Yet another iPhone is widely expected to take the stage in March. No, it’s not the “iPhone 7.” Instead, Apple is expected to show off a new 4-inch smartphone, dubbed the iPhone 5se.
The device is expected to be priced lower than the $549 iPhone 6 and come with some newer features, such as the Apple Pay mobile payment system and an upgraded camera. But at the same time it may also lack some cutting-edge additions, like the pressure-sensitive 3D Touch display found in the iPhone 6S.
The iPhone 5se comes as Apple’s smartphone growth is stagnating; in the three months ending March 26 the Cupertino, California, tech giant expected to post its first year-over-year iPhone sales decline.
One way Apple could blunt its anticipated 2016 shortfall is by pushing into new and emerging smartphone markets. India, in particular, is one country the company has floated as the next market it wants to aggressively pursue. And with well over a billion people — a population second only to China — Apple has a huge potential consumer base it could tap, especially with a cheaper iPhone.
But for India, a lower-priced iPhone may not be cheap enough. While Apple has tried to appeal to consumers with its older 4-inch iPhone 5S priced between 22,000 rupees and 30,000 rupees ($323-$442), that’s still far above the cost of devices from a crowded field of competitors, many of which have phones priced in the $150-$200 range.
One example is Huawei’s 13,000-rupee ($191) Honor 5X, which comes with modern features such as a fingerprint reader and large 5.5-inch screen. “These aren't your father's low-cost Android smartphones anymore,” said IDC mobile phones research manager Ramon Llamas. "In many cases, we're starting to see a lot of midrange smartphones masquerading as low-cost devices.”

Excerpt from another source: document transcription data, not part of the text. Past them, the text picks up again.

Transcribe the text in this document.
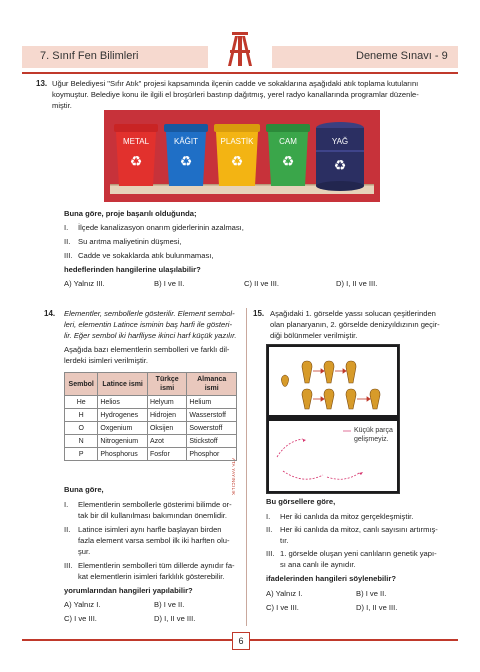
7. Sınıf Fen Bilimleri	Deneme Sınavı - 9
13. Uğur Belediyesi "Sıfır Atık" projesi kapsamında ilçenin cadde ve sokaklarına aşağıdaki atık toplama kutularını
koymuştur. Belediye konu ile ilgili el broşürleri bastırıp dağıtmış, yerel radyo kanallarında programlar düzenle-
miştir.
METAL
♻
KÂĞIT
♻
PLASTİK
♻
CAM
♻
YAĞ
♻
Buna göre, proje başarılı olduğunda;
I. İlçede kanalizasyon onarım giderlerinin azalması,
II. Su arıtma maliyetinin düşmesi,
III. Cadde ve sokaklarda atık bulunmaması,
hedeflerinden hangilerine ulaşılabilir?
A) Yalnız III.	B) I ve II.	C) II ve III.	D) I, II ve III.
ATA YAYINCILIK
14. Elementler, sembollerle gösterilir. Element sembol-
leri, elementin Latince isminin baş harfi ile gösteri-
lir. Eğer sembol iki harfliyse ikinci harf küçük yazılır.
Aşağıda bazı elementlerin sembolleri ve farklı dil-
lerdeki isimleri verilmiştir.
Sembol	Latince ismi	Türkçe ismi	Almanca ismi
He	Helios	Helyum	Helium
H	Hydrogenes	Hidrojen	Wasserstoff
O	Oxgenium	Oksijen	Sowerstoff
N	Nitrogenium	Azot	Stickstoff
P	Phosphorus	Fosfor	Phosphor
Buna göre,
I. Elementlerin sembollerle gösterimi bilimde or-
tak bir dil kullanılması bakımından önemlidir.
II. Latince isimleri aynı harfle başlayan birden
fazla element varsa sembol ilk iki harften olu-
şur.
III. Elementlerin sembolleri tüm dillerde aynıdır fa-
kat elementlerin isimleri farklılık gösterebilir.
yorumlarından hangileri yapılabilir?
A) Yalnız I.	B) I ve II.
C) I ve III.	D) I, II ve III.
15. Aşağıdaki 1. görselde yassı solucan çeşitlerinden
olan planaryanın, 2. görselde denizyıldızının geçir-
diği bölünmeler verilmiştir.
Küçük parça
gelişmeyiz.
Bu görsellere göre,
I. Her iki canlıda da mitoz gerçekleşmiştir.
II. Her iki canlıda da mitoz, canlı sayısını artırmış-
tır.
III. 1. görselde oluşan yeni canlıların genetik yapı-
sı ana canlı ile aynıdır.
ifadelerinden hangileri söylenebilir?
A) Yalnız I.	B) I ve II.
C) I ve III.	D) I, II ve III.
6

When it comes to smartphones in India, Apple’s 2 percent national market share barely registers on the radar, according to IDC. That compares to the remaining 98 percent of the market, about a quarter of which belongs to Samsung, with Lenovo and domestic manufacturers such as Micromax, Intex and Lava taking sizable shares as well.
A cheaper iPhone could also help Apple grow market share in China, where it already holds about 70 percent to 75 percent of the premium-smartphone market, or devices priced $400 or higher, according to a January research note by Cowen and Company.
In addition to price, another barrier that Apple may have in Asia and other emerging markets is the love for big-screen phones, particularly devices with 5-inch displays, according to a study by market research group Jana. One possible reason for this is that in emerging markets such as India, household computer ownership barely crosses the 10 percent threshold, the Pew Research Center reports. So in most cases, the smartphone is the primary way consumers access the internet.
“It's not about having the highest-quality experience. These are people who may never have had a touchscreen experience before,” said Jeff Orr, research director at ABI Research.
Analysts aren’t expecting Apple to price the iPhone 5se any lower than its iPhone 5S — about $450. So it’s hard to see how it will gain a foothold in a market flooded with larger-screen phones at cheaper prices. However, there’s one area where the device can potentially make headway: Apple’s own existing iPhone user base.
Despite new smartphone launches from Apple over the past couple of years, about 30 percent of its global iPhone customer base is still using 4-inch iPhones, namely the iPhone 5S, 5C and 5, according to data from mobile analytics company Mixpanel. While some of Apple’s customers have upgraded to the 6 and 6 Plus, of the user base that existed prior to the 2014 launch of the iPhone 6, 60 percent of them are still on older devices, said Apple CEO Tim Cook during a January earnings call.
“This model is for people who really love the iPhone 5S,” said Hyperstop Managing Partner Johnny Won. “It’s another opportunity for people to stay within the Apple ecosystem.”
The iPhone 5se could be another avenue for Apple’s consumers to upgrade to newer devices. But it’s also a chance for Apple to appeal to consumers who deem larger smartphones too unwieldy for their hands — a smartphone attribute that Apple itself even derided in a 2012 iPhone 5 commercial.
As with any cheaper product, there is some risk of Apple diluting the iPhone’s average selling price with the iPhone 5se. But where it could pay off for the company is its growing portfolio of services, which grew 26 percent to $6.06 billion in the holiday quarter. This product segment includes revenue from Apple Pay, Apple Music, licensing, iCloud and other services. That said, at least for the time being, it’s still a drop in the bucket compared to the $51.6 billion in revenue that the iPhone accounted for during the same period.